The whimsy and fairy tale atmosphere that pervade Miracolo a Milano were De Sica's respite from the severity of his earlier films, an exercise in satire and irony which he linked to the world of Hans Christian Anderson wherein "virtue triumphs and evil is punished." He also said that he drew his inspiration from Chaplin and René Clair, an observation confirmed by the first paragraph of the New York Times review of the film; but he did not abandon neorealism in Miracolo a Milano , as so many critics have suggested. The first half of the film, (based on the novel, Toto, il buono , by Cesare Zavattini, de Sica's frequent collaborator) adheres to the documentary recreation of Milan's impoverished outcasts.

Miracolo a Milano is a modern-day fable which implies that the "pure in heart" must seek their heaven apart from earth. Toto the Good (Francesco Golisano) is an orphan who is discovered as a baby in the cabbage patch of the kindly old Lolotta (wonderfully played by the great Emma Gramatica), who teaches him to be good and pure of heart. When she dies, he spends several years in an orphanage after which he becomes an apostle for the beggars of Milan, aided by a white dove which possesses the power of miracles—the dove being a gift from Lolotta, now his guardian angel and benefactress. As he endeavors to improve the life of the beggars he discovers seeds of caste dissent, then their sense of unity is further disrupted by the discovery of oil on their adopted encampment. When they are forced to fight the landowner's police who are armed with billy clubs and tear gas, Toto's only resource is to have his band of hobos snatch up the brooms of street cleaners and fly to a land "where there is only peace, love, and good."

De Sica's combination of realism and fantasy is seductive, and his use of the fanciful sometimes overshadows the social commentary about the exploitation and dispossession of the innocent when confronted by the vagaries of poverty and the industrial society. And although De Sica steadfastly refused to admit it, the film has an element of despair, of spiritual quandary, as a dominant theme.

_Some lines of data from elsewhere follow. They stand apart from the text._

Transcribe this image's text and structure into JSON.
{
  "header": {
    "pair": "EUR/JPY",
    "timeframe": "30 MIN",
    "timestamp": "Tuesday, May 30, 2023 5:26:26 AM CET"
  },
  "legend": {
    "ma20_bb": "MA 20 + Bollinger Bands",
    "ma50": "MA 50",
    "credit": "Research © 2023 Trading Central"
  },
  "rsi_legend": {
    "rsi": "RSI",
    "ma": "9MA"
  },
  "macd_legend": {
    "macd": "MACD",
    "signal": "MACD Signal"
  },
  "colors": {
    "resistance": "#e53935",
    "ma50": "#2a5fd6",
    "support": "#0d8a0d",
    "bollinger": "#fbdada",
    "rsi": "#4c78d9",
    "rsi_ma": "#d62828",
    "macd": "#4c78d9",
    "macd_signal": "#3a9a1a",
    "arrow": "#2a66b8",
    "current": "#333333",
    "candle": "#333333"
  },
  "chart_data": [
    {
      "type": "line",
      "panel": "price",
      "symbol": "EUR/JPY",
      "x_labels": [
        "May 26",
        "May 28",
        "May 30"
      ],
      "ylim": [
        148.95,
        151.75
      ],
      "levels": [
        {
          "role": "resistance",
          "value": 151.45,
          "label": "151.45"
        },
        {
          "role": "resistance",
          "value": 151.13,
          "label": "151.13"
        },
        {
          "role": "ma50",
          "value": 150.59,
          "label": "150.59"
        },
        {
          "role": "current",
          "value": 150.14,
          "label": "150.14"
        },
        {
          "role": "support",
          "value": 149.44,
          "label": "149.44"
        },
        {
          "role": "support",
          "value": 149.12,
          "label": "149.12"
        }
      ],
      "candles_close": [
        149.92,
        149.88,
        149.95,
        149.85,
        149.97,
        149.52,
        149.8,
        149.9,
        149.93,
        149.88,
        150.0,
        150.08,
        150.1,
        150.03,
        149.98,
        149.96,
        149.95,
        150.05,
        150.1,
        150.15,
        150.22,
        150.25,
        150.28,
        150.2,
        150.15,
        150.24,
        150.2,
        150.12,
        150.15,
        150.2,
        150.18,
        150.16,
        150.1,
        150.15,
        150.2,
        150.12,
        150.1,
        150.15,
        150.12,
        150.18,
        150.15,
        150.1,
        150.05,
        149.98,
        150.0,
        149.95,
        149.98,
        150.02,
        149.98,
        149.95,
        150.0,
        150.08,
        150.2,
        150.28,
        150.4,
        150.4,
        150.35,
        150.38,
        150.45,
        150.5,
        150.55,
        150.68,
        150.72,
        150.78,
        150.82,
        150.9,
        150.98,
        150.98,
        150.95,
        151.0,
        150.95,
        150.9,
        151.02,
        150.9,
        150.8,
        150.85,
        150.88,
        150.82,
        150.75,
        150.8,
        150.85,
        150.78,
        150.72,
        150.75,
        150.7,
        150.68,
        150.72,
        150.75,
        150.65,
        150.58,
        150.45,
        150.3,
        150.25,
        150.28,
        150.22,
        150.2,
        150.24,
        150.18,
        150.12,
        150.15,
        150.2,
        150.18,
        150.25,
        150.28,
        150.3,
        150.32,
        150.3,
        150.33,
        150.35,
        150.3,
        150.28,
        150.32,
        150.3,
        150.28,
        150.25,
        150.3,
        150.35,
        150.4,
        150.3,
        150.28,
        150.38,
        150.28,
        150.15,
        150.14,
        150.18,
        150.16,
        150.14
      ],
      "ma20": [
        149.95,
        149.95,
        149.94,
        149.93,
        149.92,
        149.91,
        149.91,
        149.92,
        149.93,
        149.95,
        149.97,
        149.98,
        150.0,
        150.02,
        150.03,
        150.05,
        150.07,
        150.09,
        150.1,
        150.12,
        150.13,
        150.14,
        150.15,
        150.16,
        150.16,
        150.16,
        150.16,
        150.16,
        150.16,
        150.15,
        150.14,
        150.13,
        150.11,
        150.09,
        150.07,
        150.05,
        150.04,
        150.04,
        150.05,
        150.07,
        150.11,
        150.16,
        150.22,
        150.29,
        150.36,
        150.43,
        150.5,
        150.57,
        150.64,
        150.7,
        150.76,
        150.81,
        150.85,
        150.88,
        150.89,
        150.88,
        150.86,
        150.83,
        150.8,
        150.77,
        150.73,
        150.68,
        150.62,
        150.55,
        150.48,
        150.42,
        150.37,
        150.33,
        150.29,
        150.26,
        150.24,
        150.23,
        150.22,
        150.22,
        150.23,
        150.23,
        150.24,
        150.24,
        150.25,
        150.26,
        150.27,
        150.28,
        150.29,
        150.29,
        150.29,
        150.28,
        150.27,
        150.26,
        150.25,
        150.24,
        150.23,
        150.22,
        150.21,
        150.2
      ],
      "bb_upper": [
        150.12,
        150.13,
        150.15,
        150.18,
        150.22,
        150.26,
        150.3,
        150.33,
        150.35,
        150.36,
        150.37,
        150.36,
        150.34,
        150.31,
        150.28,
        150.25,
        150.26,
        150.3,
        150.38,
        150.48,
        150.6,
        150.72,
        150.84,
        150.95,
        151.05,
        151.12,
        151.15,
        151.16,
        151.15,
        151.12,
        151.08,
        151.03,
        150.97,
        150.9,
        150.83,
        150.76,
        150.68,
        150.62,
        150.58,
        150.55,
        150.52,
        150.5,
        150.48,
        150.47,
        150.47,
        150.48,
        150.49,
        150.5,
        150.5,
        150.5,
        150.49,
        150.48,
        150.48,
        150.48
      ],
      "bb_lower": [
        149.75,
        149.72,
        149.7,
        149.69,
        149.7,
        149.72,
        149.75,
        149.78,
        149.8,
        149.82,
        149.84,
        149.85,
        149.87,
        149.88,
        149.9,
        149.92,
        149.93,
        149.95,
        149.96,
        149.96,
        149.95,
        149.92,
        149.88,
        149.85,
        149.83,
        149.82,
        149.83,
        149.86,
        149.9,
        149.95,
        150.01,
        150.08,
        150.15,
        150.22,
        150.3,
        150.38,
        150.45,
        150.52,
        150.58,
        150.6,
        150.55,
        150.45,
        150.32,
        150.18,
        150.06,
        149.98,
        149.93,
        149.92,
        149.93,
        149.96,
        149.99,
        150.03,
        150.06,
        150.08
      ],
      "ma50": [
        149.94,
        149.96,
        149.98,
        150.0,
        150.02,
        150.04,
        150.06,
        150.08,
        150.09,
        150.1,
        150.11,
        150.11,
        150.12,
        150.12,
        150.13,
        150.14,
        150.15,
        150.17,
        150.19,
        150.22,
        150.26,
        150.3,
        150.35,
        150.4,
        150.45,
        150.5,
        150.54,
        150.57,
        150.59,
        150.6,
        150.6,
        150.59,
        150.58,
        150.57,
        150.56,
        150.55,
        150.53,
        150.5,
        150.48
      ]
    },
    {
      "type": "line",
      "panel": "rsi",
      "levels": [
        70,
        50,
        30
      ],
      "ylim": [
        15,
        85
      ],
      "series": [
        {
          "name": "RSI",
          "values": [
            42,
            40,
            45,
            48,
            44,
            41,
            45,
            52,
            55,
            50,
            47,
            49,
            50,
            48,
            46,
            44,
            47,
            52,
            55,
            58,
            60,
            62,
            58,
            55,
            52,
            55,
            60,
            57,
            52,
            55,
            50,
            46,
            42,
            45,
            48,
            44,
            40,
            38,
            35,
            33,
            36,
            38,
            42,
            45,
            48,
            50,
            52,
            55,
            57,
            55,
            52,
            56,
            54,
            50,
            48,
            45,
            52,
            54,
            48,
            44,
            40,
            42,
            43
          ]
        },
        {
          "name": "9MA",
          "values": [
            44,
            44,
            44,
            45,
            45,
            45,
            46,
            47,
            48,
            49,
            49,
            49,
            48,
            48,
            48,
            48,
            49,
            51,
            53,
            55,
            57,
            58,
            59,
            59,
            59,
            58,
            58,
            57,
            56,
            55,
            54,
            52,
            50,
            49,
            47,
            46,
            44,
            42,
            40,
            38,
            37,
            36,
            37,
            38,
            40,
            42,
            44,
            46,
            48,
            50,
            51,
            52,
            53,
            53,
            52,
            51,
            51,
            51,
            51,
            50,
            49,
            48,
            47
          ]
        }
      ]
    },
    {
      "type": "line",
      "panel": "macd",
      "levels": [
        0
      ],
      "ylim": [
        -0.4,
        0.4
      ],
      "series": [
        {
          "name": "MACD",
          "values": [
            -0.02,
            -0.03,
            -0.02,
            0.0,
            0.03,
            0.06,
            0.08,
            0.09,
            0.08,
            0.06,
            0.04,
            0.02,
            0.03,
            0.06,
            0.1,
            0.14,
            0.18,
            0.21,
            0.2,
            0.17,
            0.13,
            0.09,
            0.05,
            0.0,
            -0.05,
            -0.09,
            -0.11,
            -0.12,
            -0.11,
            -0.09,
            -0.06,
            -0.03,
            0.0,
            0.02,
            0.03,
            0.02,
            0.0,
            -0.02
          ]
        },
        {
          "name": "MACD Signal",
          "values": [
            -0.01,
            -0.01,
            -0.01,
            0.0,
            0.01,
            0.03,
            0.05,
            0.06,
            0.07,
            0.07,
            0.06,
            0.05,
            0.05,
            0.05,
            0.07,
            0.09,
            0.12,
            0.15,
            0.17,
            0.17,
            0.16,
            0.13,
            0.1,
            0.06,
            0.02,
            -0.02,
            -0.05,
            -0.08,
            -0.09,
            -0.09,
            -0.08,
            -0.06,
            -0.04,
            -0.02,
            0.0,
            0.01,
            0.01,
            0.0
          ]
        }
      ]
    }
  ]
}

Miracolo a Milano was greeted with sharp denunciation from critics on the Italian right, all of whom accused De Sica of Communist leanings. It was much more wholeheartedly received in the United States, although its many levels of meaning were no less discussed here than in Italy. It is a transitional film in De Sica's career, for with it he moved out of the mainstream of neorealism. It remains a charming salute to the hope and perseverance of the common man, enhanced by the consummate cinematography of G. R. Aldo, a melodious score by Alessandro Cicognini and the wholly believable and unprepossessing acting of a cast made up of professional and non-professional actors.